The Xperia Z5 offers a few different recording resolutions/frame rates including 4K and FHD 60fps.

Also important is image stabilization, of which the Sony Xperia Z5 features a SteadyShot Standard stabilization mode and an Intelligent SteadyShot stabilization mode. Both modes work well, and you'd be hard-pressed to find one particular reason to use one over the other. Immediately below is an example of the Standard SteadyShot stabilization resolution taken while driving on a bumpy road.

Contrasting that is the video below showing the intelligent SteadyShot option taken on a road with a similarly bumpy quality.

Note: be sure to set YouTube's video quality at max to see the videos in their original quality.

As expected, videos taken during bright daytime hours have the best quality — both the 4K and FHD 60fps videos looked fantastic, though the Xperia Z5 warned the handset could start to overheat when recording in the UHD resolution. Immediately below you can find the 4K video sample followed by a FHD 60fps sample taken in the same conditions.


It's important to remember that our evaluation and criticisms of the Xperia Z5 are in relation to one of the better smartphone cameras presently available and one rated very similarly to the Z5, that of the Galaxy S6. While there are instances where the Z5 doesn't hold up as well (and where it performs noticeably better), that's not to say the quality is bad — if you have a more mid-tier smartphone or one where the camera wasn't given much consideration, you'll likely find the Xperia Z5's camera to be a superior option.

What it comes down to, then, is preference. What are you going to use the camera for?

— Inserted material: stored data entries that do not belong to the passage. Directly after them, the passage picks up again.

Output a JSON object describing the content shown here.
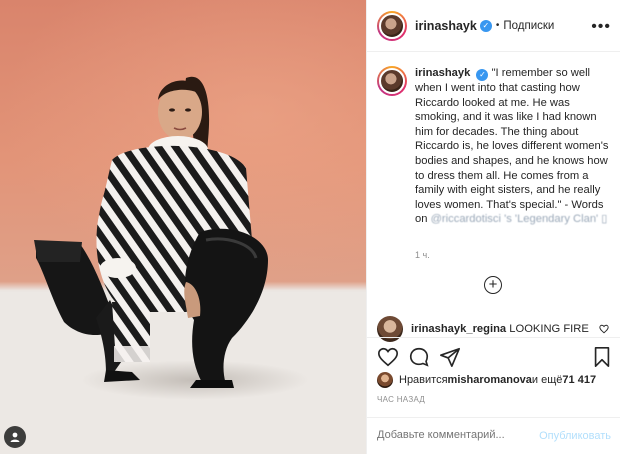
{
  "post": {
    "username": "irinashayk",
    "follow_label": "Подписки",
    "verified_glyph": "✓",
    "more_label": "•••",
    "caption_pre": "\"I remember so well when I went into that casting how Riccardo looked at me. He was smoking, and it was like I had known him for decades. The thing about Riccardo is, he loves different women's bodies and shapes, and he knows how to dress them all. He comes from a family with eight sisters, and he really loves women. That's special.\" - Words on ",
    "caption_blur1": "@riccardotisci",
    "caption_blur2": "'s 'Legendary Clan' ▯",
    "time": "1 ч."
  },
  "comment": {
    "username": "irinashayk_regina",
    "text": "LOOKING FIRE"
  },
  "likes": {
    "prefix": "Нравится ",
    "user": "misharomanova",
    "middle": " и ещё ",
    "count": "71 417"
  },
  "ago": "ЧАС НАЗАД",
  "add_comment": {
    "placeholder": "Добавьте комментарий...",
    "publish": "Опубликовать"
  },
  "icons": {
    "plus": "+",
    "accent": "#3897f0"
  }
}
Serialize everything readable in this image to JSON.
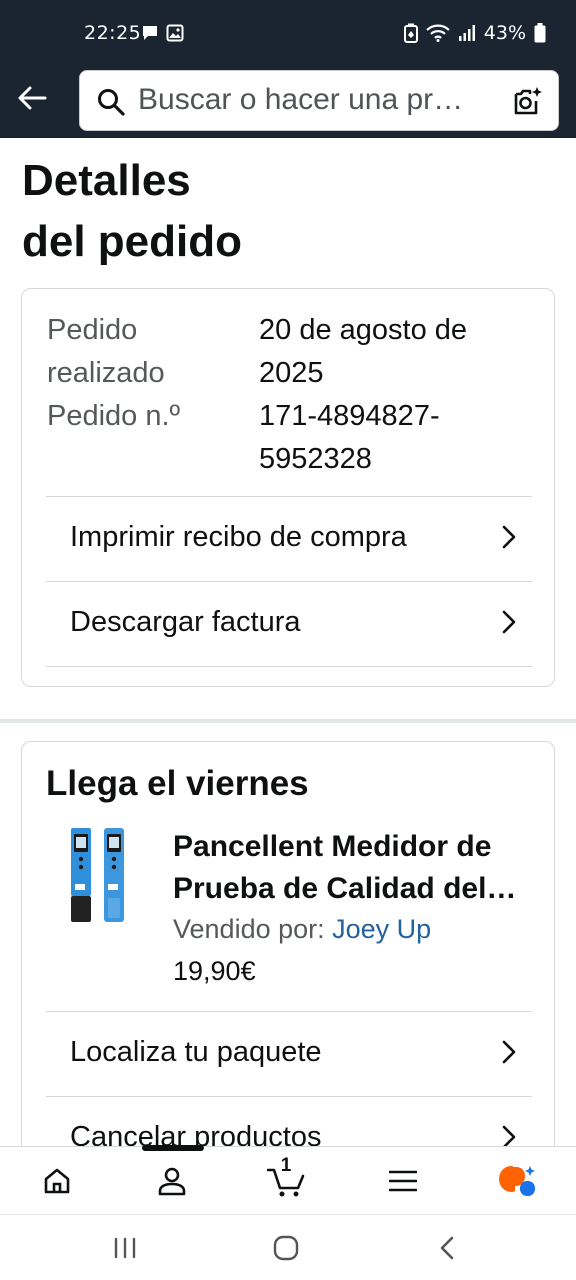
{
  "status_bar": {
    "time": "22:25",
    "battery": "43%",
    "icons": [
      "chat-notification-icon",
      "image-notification-icon",
      "battery-saver-icon",
      "wifi-icon",
      "signal-icon",
      "battery-icon"
    ]
  },
  "header": {
    "search_placeholder": "Buscar o hacer una pr…",
    "icons": [
      "back-arrow-icon",
      "search-icon",
      "camera-lens-icon"
    ]
  },
  "page": {
    "title_line1": "Detalles",
    "title_line2": "del pedido"
  },
  "order_info": {
    "placed_label_line1": "Pedido",
    "placed_label_line2": "realizado",
    "placed_value_line1": "20 de agosto de",
    "placed_value_line2": "2025",
    "number_label": "Pedido n.º",
    "number_value_line1": "171-4894827-",
    "number_value_line2": "5952328",
    "actions": [
      {
        "label": "Imprimir recibo de compra"
      },
      {
        "label": "Descargar factura"
      }
    ]
  },
  "shipment": {
    "heading": "Llega el viernes",
    "product": {
      "title": "Pancellent Medidor de Prueba de Calidad del…",
      "seller_prefix": "Vendido por: ",
      "seller_name": "Joey Up",
      "price": "19,90€"
    },
    "actions": [
      {
        "label": "Localiza tu paquete"
      },
      {
        "label": "Cancelar productos"
      }
    ]
  },
  "bottom_nav": {
    "items": [
      "home",
      "account",
      "cart",
      "menu",
      "rufus"
    ],
    "cart_count": "1"
  },
  "colors": {
    "header_bg": "#1b2532",
    "link": "#2162a1",
    "rufus_orange": "#ff6200",
    "rufus_blue": "#1a73e8"
  }
}
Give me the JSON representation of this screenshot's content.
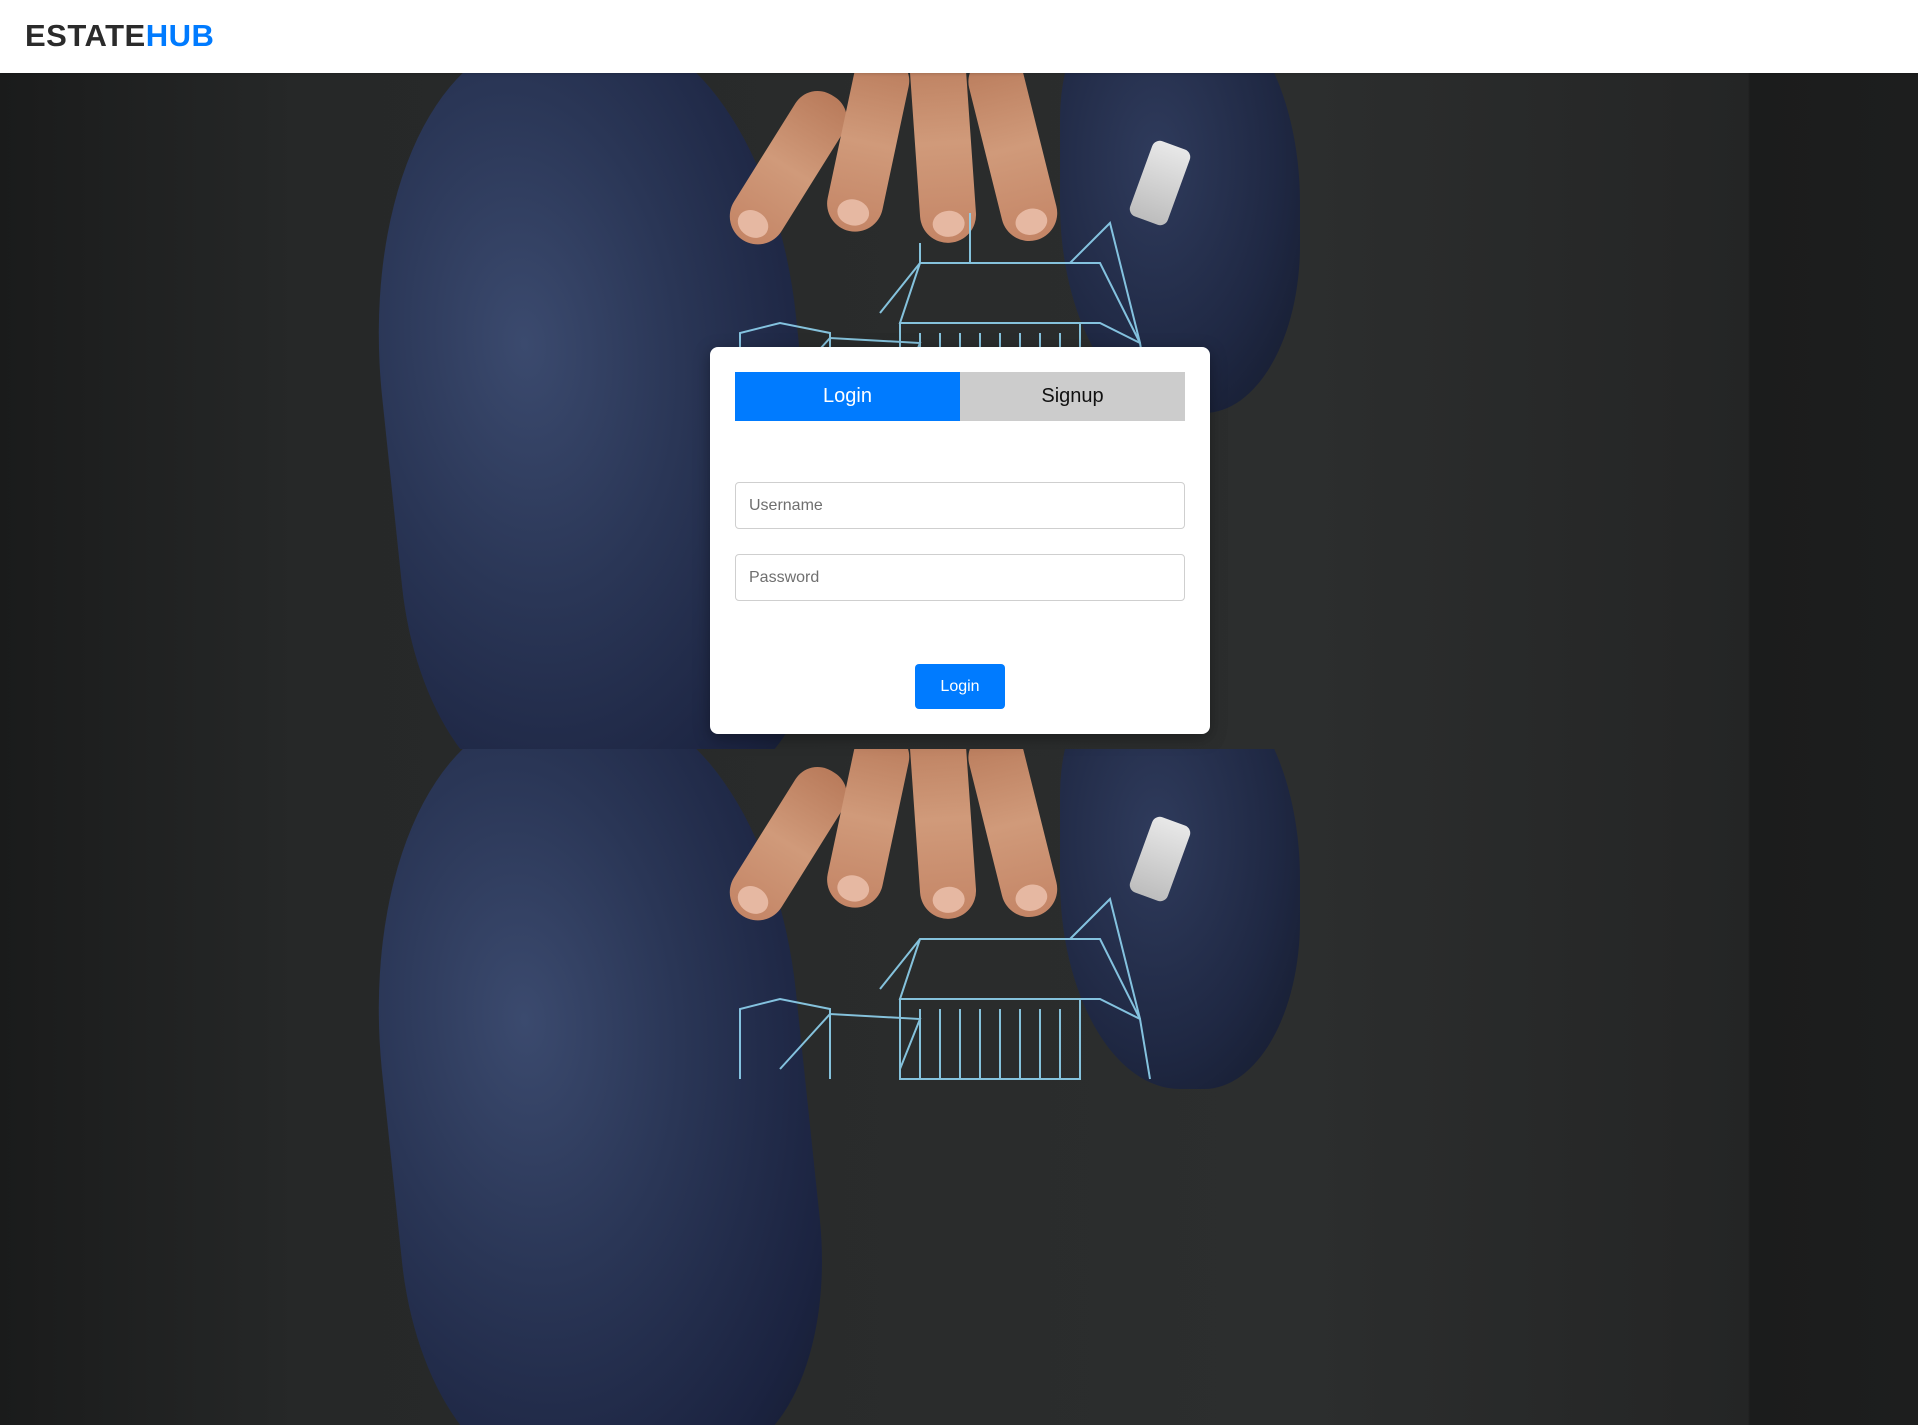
{
  "brand": {
    "part1": "ESTATE",
    "part2": "HUB"
  },
  "tabs": [
    {
      "label": "Login",
      "active": true
    },
    {
      "label": "Signup",
      "active": false
    }
  ],
  "form": {
    "username_placeholder": "Username",
    "password_placeholder": "Password",
    "submit_label": "Login"
  },
  "background": {
    "image": "businessman-hand-over-wireframe-house"
  },
  "colors": {
    "accent": "#007bff",
    "inactive_tab": "#cccccc",
    "brand_dark": "#2b2b2b"
  }
}
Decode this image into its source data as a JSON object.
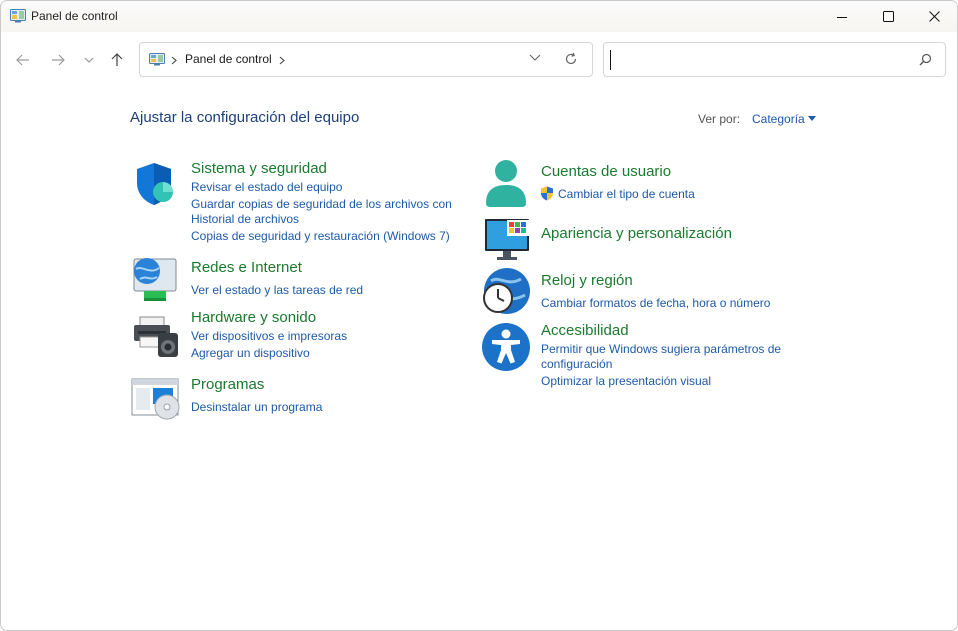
{
  "window": {
    "title": "Panel de control",
    "colors": {
      "heading": "#1e3f7a",
      "category": "#1b7a2e",
      "link": "#1e5aa8"
    }
  },
  "nav": {
    "address_text": "Panel de control",
    "search_placeholder": ""
  },
  "main": {
    "heading": "Ajustar la configuración del equipo",
    "view_by_label": "Ver por:",
    "view_by_value": "Categoría"
  },
  "categories": {
    "sistema": {
      "title": "Sistema y seguridad",
      "icon": "shield-icon",
      "links": [
        "Revisar el estado del equipo",
        "Guardar copias de seguridad de los archivos con",
        "Historial de archivos",
        "Copias de seguridad y restauración (Windows 7)"
      ]
    },
    "redes": {
      "title": "Redes e Internet",
      "icon": "network-globe-icon",
      "links": [
        "Ver el estado y las tareas de red"
      ]
    },
    "hardware": {
      "title": "Hardware y sonido",
      "icon": "printer-speaker-icon",
      "links": [
        "Ver dispositivos e impresoras",
        "Agregar un dispositivo"
      ]
    },
    "programas": {
      "title": "Programas",
      "icon": "programs-disc-icon",
      "links": [
        "Desinstalar un programa"
      ]
    },
    "cuentas": {
      "title": "Cuentas de usuario",
      "icon": "user-icon",
      "links": [
        "Cambiar el tipo de cuenta"
      ]
    },
    "apariencia": {
      "title": "Apariencia y personalización",
      "icon": "monitor-personalization-icon",
      "links": []
    },
    "reloj": {
      "title": "Reloj y región",
      "icon": "clock-globe-icon",
      "links": [
        "Cambiar formatos de fecha, hora o número"
      ]
    },
    "accesibilidad": {
      "title": "Accesibilidad",
      "icon": "accessibility-icon",
      "links": [
        "Permitir que Windows sugiera parámetros de",
        "configuración",
        "Optimizar la presentación visual"
      ]
    }
  }
}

If your response is something like capture impromptu moments and pretty sunsets, you'll have no issues with the Xperia Z5's camera. If your response is something more like take high-quality pictures at times when my mirrorless camera isn't available, you'll definitely experience some moments of frustration with the Z5, ones that I found were less often an issue with the GS6. Excessive contrast and exposure issues were my two biggest personal complaints.

Of course, a smartphone camera can only go so far, and so all of this is picking at the finer details. The camera is, across all tiers, very good.